Ryan followed his gaze to the giant drake, watching the dark smoke curl from its nostrils.

"...We have to go through all of them just to get to him." He finished Soren’s sentence.

"Mm..." Soren nodded in affirmation. "The good thing is, that guy seems unable to focus on us right now. It is probably undergoing a breakthrough or something similar, which is why so many of its kin are here. They are its living shield."

He paused, watching the rhythmic flare of the monolith. "But if we don’t hurry, and if it finishes whatever it is going through, our last hope will vanish. A successful evolution would put it far beyond our reach."

"You mean..." Ryan didn’t pull his gaze away from the clearing. "...we have a chance to defeat it in this form?"

Soren hesitated, his grip shifting on the shaft of his spear.

"I hope so," he muttered.

He looked over at Ryan, expecting to see the pale face of a teenager realizing they were about to dive into a suicide mission. Instead, he found the boy looking at the horde with a cold, analytical intensity. Ryan wasn’t shaking at all. He was actually considering the distance, the numbers, and the angles of attack as if he were simply solving a difficult puzzle.

’Guess I worried too much,’ Soren thought. The kid was ready. Perhaps more than him.

"Alright," Soren said, his voice regaining its decisiveness. "Let’s plan. We aren’t going to dive into the center of that mess. If they surround us, we’re dead."

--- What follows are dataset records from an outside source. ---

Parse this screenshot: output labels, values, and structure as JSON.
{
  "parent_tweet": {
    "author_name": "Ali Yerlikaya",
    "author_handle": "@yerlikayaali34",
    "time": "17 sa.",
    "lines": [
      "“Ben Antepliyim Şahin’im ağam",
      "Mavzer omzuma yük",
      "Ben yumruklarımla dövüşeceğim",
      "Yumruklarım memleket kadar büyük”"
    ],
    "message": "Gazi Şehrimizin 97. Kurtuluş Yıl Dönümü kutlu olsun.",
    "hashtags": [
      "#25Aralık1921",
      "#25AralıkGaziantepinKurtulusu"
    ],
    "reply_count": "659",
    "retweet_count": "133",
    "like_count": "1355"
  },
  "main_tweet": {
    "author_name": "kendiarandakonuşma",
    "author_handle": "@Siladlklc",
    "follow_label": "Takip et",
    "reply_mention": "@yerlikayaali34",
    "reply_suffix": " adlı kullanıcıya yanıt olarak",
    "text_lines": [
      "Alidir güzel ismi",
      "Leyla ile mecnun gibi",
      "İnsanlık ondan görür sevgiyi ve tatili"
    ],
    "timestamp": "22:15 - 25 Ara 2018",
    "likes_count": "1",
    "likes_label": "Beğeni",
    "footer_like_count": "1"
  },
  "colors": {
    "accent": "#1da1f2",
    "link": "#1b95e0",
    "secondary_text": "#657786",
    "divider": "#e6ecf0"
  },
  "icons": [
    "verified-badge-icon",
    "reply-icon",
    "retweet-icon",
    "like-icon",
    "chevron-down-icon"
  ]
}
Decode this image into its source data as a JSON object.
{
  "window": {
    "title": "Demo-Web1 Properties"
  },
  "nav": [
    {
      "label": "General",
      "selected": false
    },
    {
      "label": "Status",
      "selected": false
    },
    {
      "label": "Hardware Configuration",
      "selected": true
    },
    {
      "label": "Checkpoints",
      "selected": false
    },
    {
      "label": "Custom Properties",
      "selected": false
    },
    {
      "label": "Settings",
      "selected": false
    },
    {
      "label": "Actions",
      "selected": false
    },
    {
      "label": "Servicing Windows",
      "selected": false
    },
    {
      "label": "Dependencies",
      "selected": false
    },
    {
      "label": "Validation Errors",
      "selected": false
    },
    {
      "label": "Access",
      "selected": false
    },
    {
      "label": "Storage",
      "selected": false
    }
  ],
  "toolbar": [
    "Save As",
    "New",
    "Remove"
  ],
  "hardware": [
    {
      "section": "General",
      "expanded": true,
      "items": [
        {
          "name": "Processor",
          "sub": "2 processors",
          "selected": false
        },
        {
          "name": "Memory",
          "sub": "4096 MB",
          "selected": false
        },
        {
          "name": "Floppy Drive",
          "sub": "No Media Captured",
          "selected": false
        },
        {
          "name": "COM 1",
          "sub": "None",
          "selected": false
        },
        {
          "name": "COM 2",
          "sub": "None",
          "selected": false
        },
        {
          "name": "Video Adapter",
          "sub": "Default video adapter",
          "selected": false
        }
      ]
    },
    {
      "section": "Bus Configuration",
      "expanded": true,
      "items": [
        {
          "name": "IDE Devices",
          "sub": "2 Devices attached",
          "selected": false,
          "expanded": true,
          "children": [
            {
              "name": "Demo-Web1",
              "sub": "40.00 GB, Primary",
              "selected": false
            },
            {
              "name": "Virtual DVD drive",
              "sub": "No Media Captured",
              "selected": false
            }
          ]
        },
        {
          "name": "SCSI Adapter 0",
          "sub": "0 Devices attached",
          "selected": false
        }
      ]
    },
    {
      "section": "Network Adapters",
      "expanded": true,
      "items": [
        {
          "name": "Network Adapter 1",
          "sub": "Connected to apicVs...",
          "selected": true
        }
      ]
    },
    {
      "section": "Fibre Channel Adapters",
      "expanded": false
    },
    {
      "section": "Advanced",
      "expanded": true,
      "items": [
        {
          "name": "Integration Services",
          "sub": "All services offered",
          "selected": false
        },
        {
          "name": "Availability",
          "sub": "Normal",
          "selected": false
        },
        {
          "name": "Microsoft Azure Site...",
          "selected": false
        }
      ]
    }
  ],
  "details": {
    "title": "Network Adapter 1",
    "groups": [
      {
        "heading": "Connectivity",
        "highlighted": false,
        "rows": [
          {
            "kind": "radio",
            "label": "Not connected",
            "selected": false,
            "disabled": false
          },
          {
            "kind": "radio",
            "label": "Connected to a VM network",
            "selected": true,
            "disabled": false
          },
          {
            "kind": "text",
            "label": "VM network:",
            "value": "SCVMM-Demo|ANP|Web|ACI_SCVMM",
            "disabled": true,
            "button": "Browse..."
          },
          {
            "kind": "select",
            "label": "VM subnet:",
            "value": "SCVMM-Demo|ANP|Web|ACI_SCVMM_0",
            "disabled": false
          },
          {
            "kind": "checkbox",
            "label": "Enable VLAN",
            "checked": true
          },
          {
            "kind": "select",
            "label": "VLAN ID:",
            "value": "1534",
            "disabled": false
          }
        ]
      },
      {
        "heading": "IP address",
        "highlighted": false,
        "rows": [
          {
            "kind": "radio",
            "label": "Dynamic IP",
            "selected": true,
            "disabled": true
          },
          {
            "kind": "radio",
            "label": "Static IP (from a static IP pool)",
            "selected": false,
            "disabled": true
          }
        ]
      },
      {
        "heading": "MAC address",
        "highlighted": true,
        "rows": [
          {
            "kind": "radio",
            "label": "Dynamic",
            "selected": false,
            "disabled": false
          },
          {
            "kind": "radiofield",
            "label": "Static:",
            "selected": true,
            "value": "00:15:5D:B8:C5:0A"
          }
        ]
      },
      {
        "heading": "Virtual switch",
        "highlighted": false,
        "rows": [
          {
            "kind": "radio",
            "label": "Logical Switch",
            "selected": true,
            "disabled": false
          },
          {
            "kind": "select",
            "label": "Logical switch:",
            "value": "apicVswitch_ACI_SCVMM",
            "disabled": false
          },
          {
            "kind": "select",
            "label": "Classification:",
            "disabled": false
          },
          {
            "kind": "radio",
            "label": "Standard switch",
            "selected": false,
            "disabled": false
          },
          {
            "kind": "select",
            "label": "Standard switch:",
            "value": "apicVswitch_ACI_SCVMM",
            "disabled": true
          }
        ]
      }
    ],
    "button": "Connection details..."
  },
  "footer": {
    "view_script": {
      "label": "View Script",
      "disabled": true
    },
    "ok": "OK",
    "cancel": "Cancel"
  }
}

He pointed toward a slight elevation near the edge of the clearing where the bone-white trees were densest. "We move along the perimeter first. We need to draw them out in waves, not all at once. Ryan, your job is to keep the path behind us clear. I’ll take the lead and break their momentum."

"And the big one?" Ryan raised his brows.

"We ignore him until the numbers are manageable," Soren replied. "But the moment he starts to stir, we drop everything and go for it. We can’t let him complete that transition."

Ryan nodded, his gaze following the Drakelings near the monolith. "That works. But if we use the elevation, we should also try to funnel them through that narrow gap between the petrified roots. It limits how many can lunge at us at once. Even with hundreds of them, only four or five can reach us if we pick the right spot."

Soren looked at the terrain, immediately seeing the tactical advantage. "Good eye. We’ll use the roots as a natural choke point. It’ll keep us from being flanked."

He paused, the weight of the coming battle settling over them. The clearing was silent except for the rhythmic thrumming of the monolith, a sound that felt like a ticking clock.

"Ryan," Soren said, his voice losing its sharp, command-like edge. "Before we go out there... we should have a talk. A sincere one."